Some inverse problems associated with Hill operator

TL;DR

This paper explores inverse spectral problems for the Hill operator, establishing conditions under which the potential must be zero based on the decay rate of instability intervals and spectral data.

Contribution

It provides new inverse results linking the decay of instability intervals to the potential, including conditions that force the potential to be zero.

Findings

If instability intervals decay faster than n^{-2}, Fourier coefficients also decay faster than n^{-2}.

Spectral data with specific subsets implies the potential is zero almost everywhere.
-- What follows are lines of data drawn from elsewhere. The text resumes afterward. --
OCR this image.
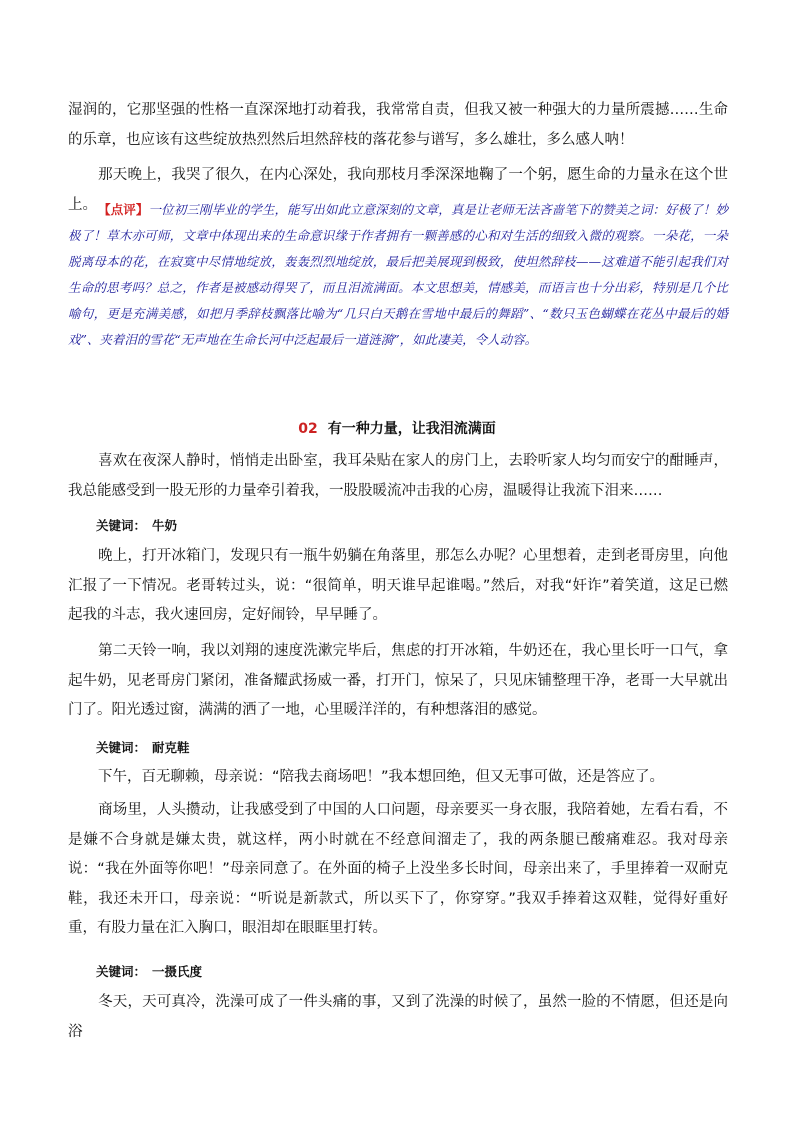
湿润的，它那坚强的性格一直深深地打动着我，我常常自责，但我又被一种强大的力量所震撼……生命的乐章，也应该有这些绽放热烈然后坦然辞枝的落花参与谱写，多么雄壮，多么感人呐！

那天晚上，我哭了很久，在内心深处，我向那枝月季深深地鞠了一个躬，愿生命的力量永在这个世上。 【点评】一位初三刚毕业的学生，能写出如此立意深刻的文章，真是让老师无法吝啬笔下的赞美之词：好极了！妙极了！草木亦可师，文章中体现出来的生命意识缘于作者拥有一颗善感的心和对生活的细致入微的观察。一朵花，一朵脱离母本的花，在寂寞中尽情地绽放，轰轰烈烈地绽放，最后把美展现到极致，使坦然辞枝——这难道不能引起我们对生命的思考吗？总之，作者是被感动得哭了，而且泪流满面。本文思想美，情感美，而语言也十分出彩，特别是几个比喻句，更是充满美感，如把月季辞枝飘落比喻为“几只白天鹅在雪地中最后的舞蹈”、“数只玉色蝴蝶在花丛中最后的婚戏”、夹着泪的雪花“无声地在生命长河中泛起最后一道涟漪”，如此凄美，令人动容。

02 有一种力量，让我泪流满面

喜欢在夜深人静时，悄悄走出卧室，我耳朵贴在家人的房门上，去聆听家人均匀而安宁的酣睡声，我总能感受到一股无形的力量牵引着我，一股股暖流冲击我的心房，温暖得让我流下泪来……

关键词： 牛奶

晚上，打开冰箱门，发现只有一瓶牛奶躺在角落里，那怎么办呢？心里想着，走到老哥房里，向他汇报了一下情况。老哥转过头，说：“很简单，明天谁早起谁喝。”然后，对我“奸诈”着笑道，这足已燃起我的斗志，我火速回房，定好闹铃，早早睡了。

第二天铃一响，我以刘翔的速度洗漱完毕后，焦虑的打开冰箱，牛奶还在，我心里长吁一口气，拿起牛奶，见老哥房门紧闭，准备耀武扬威一番，打开门，惊呆了，只见床铺整理干净，老哥一大早就出门了。阳光透过窗，满满的洒了一地，心里暖洋洋的，有种想落泪的感觉。

关键词： 耐克鞋

下午，百无聊赖，母亲说：“陪我去商场吧！”我本想回绝，但又无事可做，还是答应了。

商场里，人头攒动，让我感受到了中国的人口问题，母亲要买一身衣服，我陪着她，左看右看，不是嫌不合身就是嫌太贵，就这样，两小时就在不经意间溜走了，我的两条腿已酸痛难忍。我对母亲说：“我在外面等你吧！”母亲同意了。在外面的椅子上没坐多长时间，母亲出来了，手里捧着一双耐克鞋，我还未开口，母亲说：“听说是新款式，所以买下了，你穿穿。”我双手捧着这双鞋，觉得好重好重，有股力量在汇入胸口，眼泪却在眼眶里打转。

关键词： 一摄氏度

冬天，天可真冷，洗澡可成了一件头痛的事，又到了洗澡的时候了，虽然一脸的不情愿，但还是向浴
Results apply to both periodic and anti-periodic spectral cases.

Abstract

Let $l_{n}$ be the length of the $n$-th instability interval of the Hill operator $Ly=-y^{\prime\prime}+q(x)y$. We obtain that if $l_{n}=o(n^{-2})$ then $c_{n}=o(n^{-2})$, where $c_{n}$ are the Fourier coefficients of $q$. Using this inverse result, we prove: Let $l_{n}=o(n^{-2})$. If $\{(n\pi)^{2}: \textrm{$n$ even and $n>n_{0}$}\}$ is a subset of the periodic spectrum of Hill operator then $q=0$ a.e., where $n_{0}$ is a positive large number such that $l_{n}<\varepsilon n^{-2}$ for all $n>n_{0}(\varepsilon)$ with some $\varepsilon>0$. A similar result holds for the anti-periodic case.